The service detected and controlled the majority of potential risks in the care environment. They made sure equipment, facilities and technology supported the delivery of safe care. The majority of risk assessments were in place where appropriate. An external fire risk assessment had been completed in 2017 and had not been updated following changes to the building. A less detailed internal fire risk assessment had been completed. Records showed the fire alarm was not being routinely tested on a weekly basis. Staff completed online fire training and attended regular fire drills. The most recent legionella risk assessment was not available at the time of the onsite visit, although action to test for legionella had been completed. The risk assessment detected legionella in the taps in the staff rooms. The certificate seen indicated that remedial work had been completed in January 2025 but did not confirm the system was free from legionella. The provider contacted the company during the onsite visit to request the risk assessment and evidence there was no legionella. Electrical equipment had been calibrated and tested.

Safe and effective staffing

Score: 3

The service made sure there were enough qualified, skilled and experienced staff, who received effective support, supervision and development. They worked together well to provide safe care that met people’s individual needs. Staff were positive about the support, training and development they received. The provider acknowledged where staffing was challenged, for example due to maternity leave, and action had been taken to address this. The service was building resilience in the staff team through training staff to be able to work in a range of roles. Safe recruitment processes were in place and staff received appropriate training. Feedback from some staff suggested the team may be benefit from an increase in health care assistant hours.

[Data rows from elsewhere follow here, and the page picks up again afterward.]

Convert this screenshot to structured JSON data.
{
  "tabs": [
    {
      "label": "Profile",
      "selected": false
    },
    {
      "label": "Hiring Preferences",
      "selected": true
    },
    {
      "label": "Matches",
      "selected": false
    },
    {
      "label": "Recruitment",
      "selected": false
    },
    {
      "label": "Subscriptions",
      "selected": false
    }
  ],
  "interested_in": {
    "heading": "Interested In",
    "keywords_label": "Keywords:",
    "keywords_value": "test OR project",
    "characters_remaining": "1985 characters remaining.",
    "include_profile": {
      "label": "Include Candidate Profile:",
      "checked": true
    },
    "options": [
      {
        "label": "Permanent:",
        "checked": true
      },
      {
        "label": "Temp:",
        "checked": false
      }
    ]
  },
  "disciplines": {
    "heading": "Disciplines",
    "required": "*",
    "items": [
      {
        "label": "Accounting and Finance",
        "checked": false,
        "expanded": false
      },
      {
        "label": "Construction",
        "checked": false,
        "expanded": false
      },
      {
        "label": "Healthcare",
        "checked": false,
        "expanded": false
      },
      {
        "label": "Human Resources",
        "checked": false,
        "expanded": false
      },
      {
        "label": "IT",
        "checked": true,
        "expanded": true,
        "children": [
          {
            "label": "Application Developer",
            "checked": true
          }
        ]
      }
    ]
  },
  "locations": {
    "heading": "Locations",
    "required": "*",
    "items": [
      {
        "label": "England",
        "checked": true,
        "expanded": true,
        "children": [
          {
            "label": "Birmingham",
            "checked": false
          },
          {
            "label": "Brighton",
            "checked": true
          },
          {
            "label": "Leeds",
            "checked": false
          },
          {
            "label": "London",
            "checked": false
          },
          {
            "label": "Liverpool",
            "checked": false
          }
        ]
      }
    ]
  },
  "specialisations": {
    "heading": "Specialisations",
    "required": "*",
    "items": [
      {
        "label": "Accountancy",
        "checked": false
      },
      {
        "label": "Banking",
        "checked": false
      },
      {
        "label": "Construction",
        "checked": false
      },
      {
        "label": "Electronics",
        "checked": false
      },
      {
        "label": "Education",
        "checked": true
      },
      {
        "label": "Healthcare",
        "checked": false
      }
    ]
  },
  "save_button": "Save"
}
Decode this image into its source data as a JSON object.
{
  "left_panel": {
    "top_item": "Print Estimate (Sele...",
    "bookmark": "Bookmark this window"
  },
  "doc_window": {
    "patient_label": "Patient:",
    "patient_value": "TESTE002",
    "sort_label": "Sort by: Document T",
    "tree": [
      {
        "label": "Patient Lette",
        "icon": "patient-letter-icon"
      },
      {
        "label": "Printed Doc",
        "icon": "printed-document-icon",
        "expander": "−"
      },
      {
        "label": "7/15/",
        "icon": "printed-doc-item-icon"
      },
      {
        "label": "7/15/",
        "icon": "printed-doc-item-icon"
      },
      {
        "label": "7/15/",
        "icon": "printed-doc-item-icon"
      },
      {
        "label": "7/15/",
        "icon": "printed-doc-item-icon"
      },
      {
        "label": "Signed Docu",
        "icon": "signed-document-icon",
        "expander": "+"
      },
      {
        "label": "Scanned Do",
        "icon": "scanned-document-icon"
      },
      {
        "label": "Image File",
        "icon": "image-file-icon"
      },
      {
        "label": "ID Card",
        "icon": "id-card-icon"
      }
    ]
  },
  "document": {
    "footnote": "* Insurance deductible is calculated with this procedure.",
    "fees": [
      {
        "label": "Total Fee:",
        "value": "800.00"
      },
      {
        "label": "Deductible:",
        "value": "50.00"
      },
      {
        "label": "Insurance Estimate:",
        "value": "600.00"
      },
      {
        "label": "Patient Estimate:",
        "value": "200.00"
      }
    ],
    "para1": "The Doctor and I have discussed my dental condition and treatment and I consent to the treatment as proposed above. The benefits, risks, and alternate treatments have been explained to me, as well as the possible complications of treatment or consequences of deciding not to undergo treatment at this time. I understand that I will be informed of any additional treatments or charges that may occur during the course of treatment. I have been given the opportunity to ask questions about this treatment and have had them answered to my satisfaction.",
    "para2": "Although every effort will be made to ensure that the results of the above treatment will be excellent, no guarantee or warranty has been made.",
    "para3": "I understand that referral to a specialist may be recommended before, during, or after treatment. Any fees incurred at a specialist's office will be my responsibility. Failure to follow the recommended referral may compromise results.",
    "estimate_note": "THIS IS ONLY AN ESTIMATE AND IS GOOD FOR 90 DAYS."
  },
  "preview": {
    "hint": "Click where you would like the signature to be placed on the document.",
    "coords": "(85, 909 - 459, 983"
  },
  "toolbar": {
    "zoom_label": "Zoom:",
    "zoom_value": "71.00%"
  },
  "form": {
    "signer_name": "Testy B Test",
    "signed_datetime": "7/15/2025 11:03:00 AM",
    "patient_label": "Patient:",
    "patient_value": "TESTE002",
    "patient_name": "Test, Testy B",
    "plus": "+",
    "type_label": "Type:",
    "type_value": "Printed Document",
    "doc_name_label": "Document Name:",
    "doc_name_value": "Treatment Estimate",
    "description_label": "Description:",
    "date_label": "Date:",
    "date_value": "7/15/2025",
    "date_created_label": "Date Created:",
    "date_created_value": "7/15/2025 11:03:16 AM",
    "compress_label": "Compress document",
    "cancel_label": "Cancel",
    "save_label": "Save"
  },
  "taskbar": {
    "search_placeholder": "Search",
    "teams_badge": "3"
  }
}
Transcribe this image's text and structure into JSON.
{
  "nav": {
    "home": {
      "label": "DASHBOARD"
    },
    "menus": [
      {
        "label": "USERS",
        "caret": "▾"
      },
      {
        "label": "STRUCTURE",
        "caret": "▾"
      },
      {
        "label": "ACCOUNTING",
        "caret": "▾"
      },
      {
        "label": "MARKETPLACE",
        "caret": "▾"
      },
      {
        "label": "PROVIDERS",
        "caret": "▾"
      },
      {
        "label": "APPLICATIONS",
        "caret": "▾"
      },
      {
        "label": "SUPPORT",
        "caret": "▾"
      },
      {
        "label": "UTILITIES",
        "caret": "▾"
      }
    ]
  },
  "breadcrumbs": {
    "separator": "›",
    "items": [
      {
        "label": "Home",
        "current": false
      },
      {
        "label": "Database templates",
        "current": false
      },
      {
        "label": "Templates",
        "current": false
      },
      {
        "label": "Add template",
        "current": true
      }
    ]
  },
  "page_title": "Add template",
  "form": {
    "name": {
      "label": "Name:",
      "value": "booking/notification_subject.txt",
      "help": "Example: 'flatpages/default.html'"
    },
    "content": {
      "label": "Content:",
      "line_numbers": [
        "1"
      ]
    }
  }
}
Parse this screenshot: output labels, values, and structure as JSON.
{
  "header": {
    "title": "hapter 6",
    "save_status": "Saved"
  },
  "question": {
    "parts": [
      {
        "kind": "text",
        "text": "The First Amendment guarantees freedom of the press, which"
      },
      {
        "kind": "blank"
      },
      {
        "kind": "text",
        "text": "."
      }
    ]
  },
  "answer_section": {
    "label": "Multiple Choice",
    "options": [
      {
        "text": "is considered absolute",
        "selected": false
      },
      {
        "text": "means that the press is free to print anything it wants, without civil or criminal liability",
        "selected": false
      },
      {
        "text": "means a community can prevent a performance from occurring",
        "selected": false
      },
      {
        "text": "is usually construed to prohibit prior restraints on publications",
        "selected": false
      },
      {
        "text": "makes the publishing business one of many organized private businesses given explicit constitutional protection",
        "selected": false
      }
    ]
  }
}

Infection prevention and control

Score: 2

The service assessed and managed the risk of infection. They detected and controlled the risk of it spreading and shared concerns with appropriate agencies promptly. There were systems in place to assess and manage the risk of infection. ICP audits had been completed. There was a designated infection, prevention and control (IPC) lead who staff were aware of. Staff had received relevant training in IPC. Risk assessments and audits were completed, and action plans were in place to mitigate potential risks. Clinical waste procedures were in place. However, a complete record of staff immunisations, in line with national guidance , was not available in all of the staff files we reviewed. The provider forwarded information following our assessment which demonstrated complete records for 3 out of 5 staff. The provider forwarded to us an action plan to obtain this information.

Medicines optimisation

Score: 2

Systems were in place to manage and respond to Medicines and Healthcare Products Regulatory Agency alerts however, for a small number of people, not all alerts had been fully adhered to. For example, risks associated with medicines used in the treatment of diabetes, chronic heart failure or chronic kidney disease. Some people over the age of 65 years old who were prescribed non-steroidal anti-inflammatory, anti-platelet or anti-coagulant medicines had not always been co-prescribed a medicine to prevent gastric complications. Most people prescribed medicines with specific risks received the recommended monitoring however, this was not always consistent. For example, there was follow up within 48 hours of a small number of people who received treatment following an exacerbation of their asthma. Immediately after our assessment the provider forwarded to us an action plan to address these 3 issues. Systems for managing the prescribing of medicines and treatment of other medicines were safe and met people’s needs. Protocols effectively supported the safe prescribing of medicines and staff involved people in reviews of their medicines. Medicines were prescribed appropriately to optimise care outcomes, including antibiotics. Prescribing data reviewed as part of our assessment confirmed this. Systems were in place for checking the stock levels and expiry dates of all medicines, including emergency medicines and vaccines. Medical gases, such as oxygen, were stored securely. Prescription stationery was stored securely and tracked throughout the practice.